L’espoir fait vivre, paraît il. Alors préparons nous à mourir.
Qui encore peut faire confiance à l’impuissance publique. A une classe politique qui na plus d’autre compétence que d’accéder au pouvoir. Une fois celui ci conquis, après un moment d’exaltation satisfaite autant que béate, l’empoté reste comme paralysé. Comme le gamin sur le manège, tout joyeux d’avoir décroché le pompon, il ne sait très vite quoi en faire. Le gamin lui, au moins, le redonne au monsieur de la caisse.
L’expérience des trois dernières crises mondiales du encore très jeune XXI éme siècle nous ont montré, qu’une fois le calme revenu, et sans soigner les laissés pour compte, hop, passer muscade, on recommence comme ci de rien n’était alors qu’on avait promis, comme le corbeau de la fable, qu’on ne nous y prendrai plus. Le corbeau, pour sa part était honteux et confus.
Les fables, c’est ce que nous racontent ces bonimenteurs, pour nous faire croire que tout va s’arranger. Il n’y croient pas eux même, bien sur et ne sont pas assez lucides pour se rendre compte qu’on ne les croit plus non plus.
Ils n’auraient pas le nez dans le guidon à vouloir absolument gagner l’étape tout en réfléchissant déjà, qu’une fois fait, à ce qu’il faudra faire pour gagner la seconde et ainsi de suite, avec un peu de suite dans les idées, le monde ne serait pas ou il en est.
S’ils avaient un peu de culture ils sauraient que les indispensables vérités de Bruno Latour ont été précédées par des Bernanos « Le monde contre les robots » ou cet enseignant à l’université de Bordeaux Jacques Ellul. Bien que connu, car traduit dans beaucoup de langue, dans le monde entier, il n’a pas fait fleurés, en France .A la même époque une inutile dualité capitalisme/communisme monopolisait stérilement action et réflexion. Alors, vous pensez bien, un anarchiste/chrétien ! C’est pourtant ce qui caractérise le bonhomme .Jaques Ellul, l’homme qui avait tout prévu, penseur quasi inclassable .

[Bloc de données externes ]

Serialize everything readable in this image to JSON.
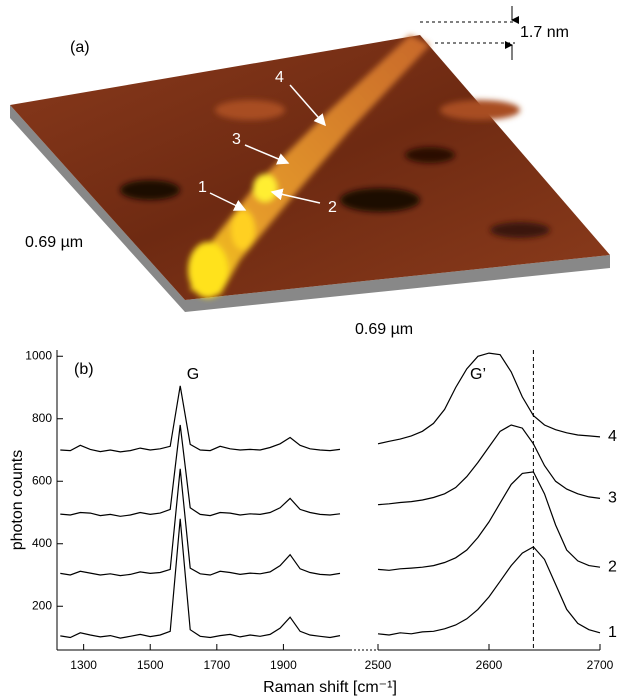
{
  "afm_image": {
    "label": "(a)",
    "height_scale": "1.7 nm",
    "width_label": "0.69 µm",
    "depth_label": "0.69 µm",
    "markers": [
      "1",
      "2",
      "3",
      "4"
    ]
  },
  "chart_data": [
    {
      "type": "line",
      "panel_label": "(b)",
      "annotation": "G",
      "y_label": "photon counts",
      "x_label": "Raman shift [cm⁻¹]",
      "x": [
        1230,
        1260,
        1290,
        1320,
        1350,
        1380,
        1410,
        1440,
        1470,
        1500,
        1530,
        1560,
        1590,
        1620,
        1650,
        1680,
        1710,
        1740,
        1770,
        1800,
        1830,
        1860,
        1890,
        1920,
        1950,
        1980,
        2010,
        2040,
        2070
      ],
      "xlim": [
        1220,
        2100
      ],
      "xticks": [
        1300,
        1500,
        1700,
        1900
      ],
      "ylim": [
        60,
        1020
      ],
      "yticks": [
        200,
        400,
        600,
        800,
        1000
      ],
      "series": [
        {
          "color": "#000000",
          "values": [
            105,
            100,
            115,
            108,
            102,
            106,
            98,
            104,
            110,
            103,
            108,
            120,
            480,
            125,
            104,
            100,
            106,
            110,
            102,
            108,
            104,
            110,
            130,
            165,
            120,
            108,
            104,
            100,
            106
          ]
        },
        {
          "color": "#000000",
          "values": [
            305,
            300,
            312,
            306,
            300,
            304,
            298,
            302,
            310,
            305,
            308,
            318,
            640,
            322,
            304,
            300,
            312,
            308,
            302,
            306,
            304,
            310,
            330,
            365,
            320,
            308,
            302,
            300,
            305
          ]
        },
        {
          "color": "#000000",
          "values": [
            495,
            492,
            500,
            498,
            490,
            494,
            488,
            492,
            500,
            494,
            498,
            510,
            780,
            515,
            494,
            490,
            500,
            498,
            492,
            496,
            494,
            500,
            515,
            545,
            510,
            500,
            494,
            492,
            496
          ]
        },
        {
          "color": "#000000",
          "values": [
            700,
            698,
            715,
            702,
            695,
            700,
            694,
            698,
            706,
            700,
            704,
            712,
            905,
            718,
            700,
            698,
            712,
            704,
            700,
            702,
            700,
            708,
            720,
            740,
            715,
            704,
            700,
            698,
            702
          ]
        }
      ]
    },
    {
      "type": "line",
      "annotation": "G’",
      "marker_x": 2640,
      "x": [
        2500,
        2510,
        2520,
        2530,
        2540,
        2550,
        2560,
        2570,
        2580,
        2590,
        2600,
        2610,
        2620,
        2630,
        2640,
        2650,
        2660,
        2670,
        2680,
        2690,
        2700
      ],
      "xlim": [
        2500,
        2700
      ],
      "xticks": [
        2500,
        2600,
        2700
      ],
      "ylim": [
        60,
        1020
      ],
      "series": [
        {
          "name": "1",
          "color": "#000000",
          "values": [
            112,
            108,
            115,
            112,
            118,
            120,
            128,
            140,
            160,
            190,
            230,
            280,
            330,
            370,
            390,
            350,
            270,
            190,
            145,
            125,
            115
          ]
        },
        {
          "name": "2",
          "color": "#000000",
          "values": [
            318,
            315,
            320,
            322,
            325,
            330,
            340,
            355,
            380,
            420,
            470,
            530,
            590,
            625,
            630,
            560,
            460,
            380,
            345,
            330,
            325
          ]
        },
        {
          "name": "3",
          "color": "#000000",
          "values": [
            525,
            528,
            532,
            535,
            540,
            548,
            560,
            580,
            615,
            660,
            710,
            760,
            780,
            770,
            720,
            650,
            600,
            575,
            560,
            550,
            545
          ]
        },
        {
          "name": "4",
          "color": "#000000",
          "values": [
            720,
            728,
            735,
            745,
            760,
            785,
            830,
            900,
            960,
            1000,
            1010,
            1005,
            950,
            870,
            810,
            780,
            765,
            755,
            748,
            745,
            742
          ]
        }
      ]
    }
  ]
}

Et que l’on ne vienne pas nous dire « il n’y a pas d’autre alternative ! » Pas forcément besoin de chercher des consensus. Une volonté politique éclairée et déterminée suffit. Voyez le Costa Rica, pays sans armée depuis 1949 !
L’espoir fait vivre ? Redescendons sur terre, ce n’est pas d’hier que l’on sait que l’enfer est pavé de bonnes intentions.

P.S. Mille excuse Jean François Kahn de ne pas respecter votre remarque comme quoi il est indécent (pour moi obscène) de critiquer en de pareils moments. Mais ce Taulier a l’art de gratter ou cela fait mal et il est difficile de résister. La seule excuse c’est que nous parlons des jours d’après et non de notre peu reluisant quotidien.